Onesimus Ustonson (April 1736 – after 1783) was an English manufacturer of fishing tackle. He invented the multiplying reel, and supplied fishing tackle to the naturalist Joseph Banks for the second voyage of James Cook, 1772–1775. The firm of Ustonson went on to become Royal Warrant holders to three successive British monarchs.

==Early life==
Onesimus Ustonson was born in April 1736 in Aldenham, Hertfordshire, the son of Thomas Ustonson, a tailor, of St Giles in the Fields, London.

==Career==
In 1749, Ustonson was apprenticed for seven years to John Herro, a fishing tackle maker and owner of the Fish and Crown at 48 Bell Yard, Temple Bar, a narrow street between Carey Street and Fleet Street. He took over the business in 1760 and opened his shop in 1761. The firm remained a market leader for the next century.

In 1770, Ustonson invented the first multiplying reel, and supplied fishing tackle to the naturalist Joseph Banks for the second voyage of James Cook, 1772–1775. In 1783, he was made master of the Worshipful Company of Turners, one of the oldest Livery Companies in the City of London. His son John was master in 1818.

==Death and legacy==
Ustonson died after 1783. His third son, Charles Ustonson (born 1775), took over the business in 1815, but died in 1822, and his widow Maria Ustonson (née Pearce) took over. In 1830, she married the portrait painter William Armfield Hobday, and after his death in 1831, married Robert Joy in 1833.
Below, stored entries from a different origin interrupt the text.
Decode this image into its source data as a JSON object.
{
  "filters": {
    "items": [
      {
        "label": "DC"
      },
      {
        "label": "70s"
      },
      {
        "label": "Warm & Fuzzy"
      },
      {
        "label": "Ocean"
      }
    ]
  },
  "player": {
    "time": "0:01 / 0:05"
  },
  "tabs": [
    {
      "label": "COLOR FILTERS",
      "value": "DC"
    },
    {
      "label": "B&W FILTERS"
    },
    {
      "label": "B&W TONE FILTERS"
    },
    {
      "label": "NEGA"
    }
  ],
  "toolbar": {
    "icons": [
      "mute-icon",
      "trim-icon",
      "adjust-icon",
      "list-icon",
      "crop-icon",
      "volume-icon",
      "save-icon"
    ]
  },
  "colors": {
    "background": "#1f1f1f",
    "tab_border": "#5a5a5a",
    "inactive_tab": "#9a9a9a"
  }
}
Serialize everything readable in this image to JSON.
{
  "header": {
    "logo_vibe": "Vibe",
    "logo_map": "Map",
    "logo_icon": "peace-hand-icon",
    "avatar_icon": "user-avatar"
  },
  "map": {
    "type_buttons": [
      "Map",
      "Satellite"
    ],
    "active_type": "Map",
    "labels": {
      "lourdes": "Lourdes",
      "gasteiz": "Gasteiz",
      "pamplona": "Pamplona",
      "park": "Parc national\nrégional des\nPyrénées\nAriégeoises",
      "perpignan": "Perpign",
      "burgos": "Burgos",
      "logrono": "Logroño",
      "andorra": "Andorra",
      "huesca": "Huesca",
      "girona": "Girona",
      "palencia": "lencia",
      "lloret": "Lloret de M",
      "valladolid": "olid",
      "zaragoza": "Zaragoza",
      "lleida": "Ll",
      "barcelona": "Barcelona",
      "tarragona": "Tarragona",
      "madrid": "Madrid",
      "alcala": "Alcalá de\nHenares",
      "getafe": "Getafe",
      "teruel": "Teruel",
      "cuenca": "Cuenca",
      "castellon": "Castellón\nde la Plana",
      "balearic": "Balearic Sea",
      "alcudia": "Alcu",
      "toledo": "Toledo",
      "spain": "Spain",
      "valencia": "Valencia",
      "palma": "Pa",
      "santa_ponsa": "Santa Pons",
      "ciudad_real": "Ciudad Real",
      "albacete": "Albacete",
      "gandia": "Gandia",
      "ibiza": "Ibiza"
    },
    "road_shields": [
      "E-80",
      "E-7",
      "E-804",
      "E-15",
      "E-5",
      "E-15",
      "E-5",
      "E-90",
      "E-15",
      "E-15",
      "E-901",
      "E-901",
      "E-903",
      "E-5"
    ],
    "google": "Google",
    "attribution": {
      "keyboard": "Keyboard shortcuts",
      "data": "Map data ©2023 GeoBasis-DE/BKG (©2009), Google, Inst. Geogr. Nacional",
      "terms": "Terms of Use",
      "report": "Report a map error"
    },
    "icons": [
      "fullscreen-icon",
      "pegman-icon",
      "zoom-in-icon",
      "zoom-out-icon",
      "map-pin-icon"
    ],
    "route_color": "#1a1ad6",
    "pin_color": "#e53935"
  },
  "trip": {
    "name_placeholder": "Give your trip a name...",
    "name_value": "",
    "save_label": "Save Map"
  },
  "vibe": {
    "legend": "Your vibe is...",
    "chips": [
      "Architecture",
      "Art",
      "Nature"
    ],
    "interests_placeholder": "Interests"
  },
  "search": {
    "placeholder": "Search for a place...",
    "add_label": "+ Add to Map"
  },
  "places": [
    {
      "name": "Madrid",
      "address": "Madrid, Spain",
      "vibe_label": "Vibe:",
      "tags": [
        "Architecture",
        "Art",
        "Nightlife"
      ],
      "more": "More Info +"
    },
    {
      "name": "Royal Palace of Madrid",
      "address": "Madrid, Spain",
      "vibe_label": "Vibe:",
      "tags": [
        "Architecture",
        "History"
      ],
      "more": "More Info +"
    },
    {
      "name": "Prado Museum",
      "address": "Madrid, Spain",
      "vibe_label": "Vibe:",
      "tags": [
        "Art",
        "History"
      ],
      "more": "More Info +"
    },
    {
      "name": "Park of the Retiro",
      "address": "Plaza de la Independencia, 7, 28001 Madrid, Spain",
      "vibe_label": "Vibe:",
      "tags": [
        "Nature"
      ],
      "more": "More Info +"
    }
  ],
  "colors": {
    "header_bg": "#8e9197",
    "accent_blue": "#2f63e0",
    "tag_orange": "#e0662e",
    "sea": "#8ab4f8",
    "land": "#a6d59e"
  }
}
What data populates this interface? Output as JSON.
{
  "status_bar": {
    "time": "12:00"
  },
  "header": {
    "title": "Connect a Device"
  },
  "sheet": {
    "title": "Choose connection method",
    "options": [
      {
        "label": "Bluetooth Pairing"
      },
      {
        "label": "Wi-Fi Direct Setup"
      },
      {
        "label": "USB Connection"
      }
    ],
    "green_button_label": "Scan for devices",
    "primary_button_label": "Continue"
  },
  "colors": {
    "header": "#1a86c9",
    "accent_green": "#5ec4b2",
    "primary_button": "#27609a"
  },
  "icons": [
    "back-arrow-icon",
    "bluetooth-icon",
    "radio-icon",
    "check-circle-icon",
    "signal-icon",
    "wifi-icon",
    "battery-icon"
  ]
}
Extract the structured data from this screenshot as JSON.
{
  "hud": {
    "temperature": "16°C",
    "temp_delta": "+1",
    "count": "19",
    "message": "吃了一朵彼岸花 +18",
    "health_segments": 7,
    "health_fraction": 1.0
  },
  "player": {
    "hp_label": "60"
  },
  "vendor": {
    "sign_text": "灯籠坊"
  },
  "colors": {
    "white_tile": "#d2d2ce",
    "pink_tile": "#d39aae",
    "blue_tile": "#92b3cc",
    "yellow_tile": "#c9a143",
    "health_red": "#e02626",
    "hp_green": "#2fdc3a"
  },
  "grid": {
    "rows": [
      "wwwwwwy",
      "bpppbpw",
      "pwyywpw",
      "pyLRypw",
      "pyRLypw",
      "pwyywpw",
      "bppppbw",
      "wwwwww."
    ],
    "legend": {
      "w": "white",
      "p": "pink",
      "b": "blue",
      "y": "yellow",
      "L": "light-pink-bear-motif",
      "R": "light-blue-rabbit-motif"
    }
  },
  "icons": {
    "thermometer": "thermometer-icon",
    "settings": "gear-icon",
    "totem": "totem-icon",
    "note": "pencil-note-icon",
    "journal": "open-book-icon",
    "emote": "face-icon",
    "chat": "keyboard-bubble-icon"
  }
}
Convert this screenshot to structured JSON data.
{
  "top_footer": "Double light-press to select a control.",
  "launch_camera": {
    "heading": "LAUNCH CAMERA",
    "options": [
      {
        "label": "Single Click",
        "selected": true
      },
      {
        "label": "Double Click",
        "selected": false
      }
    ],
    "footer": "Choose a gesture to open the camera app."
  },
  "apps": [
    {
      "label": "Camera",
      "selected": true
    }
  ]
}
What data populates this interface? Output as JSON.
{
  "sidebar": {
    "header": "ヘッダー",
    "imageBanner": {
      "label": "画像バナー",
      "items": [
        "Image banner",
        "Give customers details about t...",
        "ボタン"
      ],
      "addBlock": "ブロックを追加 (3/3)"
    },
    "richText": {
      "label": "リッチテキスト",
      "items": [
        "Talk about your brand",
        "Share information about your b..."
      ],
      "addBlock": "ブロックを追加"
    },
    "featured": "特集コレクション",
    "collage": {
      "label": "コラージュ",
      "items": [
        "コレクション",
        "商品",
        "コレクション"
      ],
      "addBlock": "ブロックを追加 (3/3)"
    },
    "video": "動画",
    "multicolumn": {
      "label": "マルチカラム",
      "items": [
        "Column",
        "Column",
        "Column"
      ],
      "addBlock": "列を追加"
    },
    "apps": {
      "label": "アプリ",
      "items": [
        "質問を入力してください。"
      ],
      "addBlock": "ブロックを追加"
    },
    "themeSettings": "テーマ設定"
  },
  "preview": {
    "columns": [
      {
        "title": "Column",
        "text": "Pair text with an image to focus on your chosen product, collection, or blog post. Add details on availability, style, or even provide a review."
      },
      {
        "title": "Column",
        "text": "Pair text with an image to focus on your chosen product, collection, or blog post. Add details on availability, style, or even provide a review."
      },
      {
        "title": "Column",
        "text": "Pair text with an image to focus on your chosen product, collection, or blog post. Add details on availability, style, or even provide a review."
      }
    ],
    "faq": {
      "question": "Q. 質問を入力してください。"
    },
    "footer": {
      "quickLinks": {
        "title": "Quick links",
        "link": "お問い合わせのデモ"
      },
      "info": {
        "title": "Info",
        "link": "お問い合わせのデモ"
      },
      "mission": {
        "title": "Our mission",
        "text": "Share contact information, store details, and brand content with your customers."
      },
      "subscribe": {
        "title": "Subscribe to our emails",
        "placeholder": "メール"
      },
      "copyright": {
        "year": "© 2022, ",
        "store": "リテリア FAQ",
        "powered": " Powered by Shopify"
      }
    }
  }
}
The firm of Ustonson received a Royal Warrant from three successive monarchs, King George IV, William IV, and Queen Victoria.

Early Ustonson fishing reels are sought after collectables, and a brass and ivory example sold at auction for £6,000 in 2007. A receipt handwritten by Onesimus himself for Lord Delaval, who spent six guineas in 1789, sold at auction in 1999 for £2,800, and an 1815 reel for £7,000.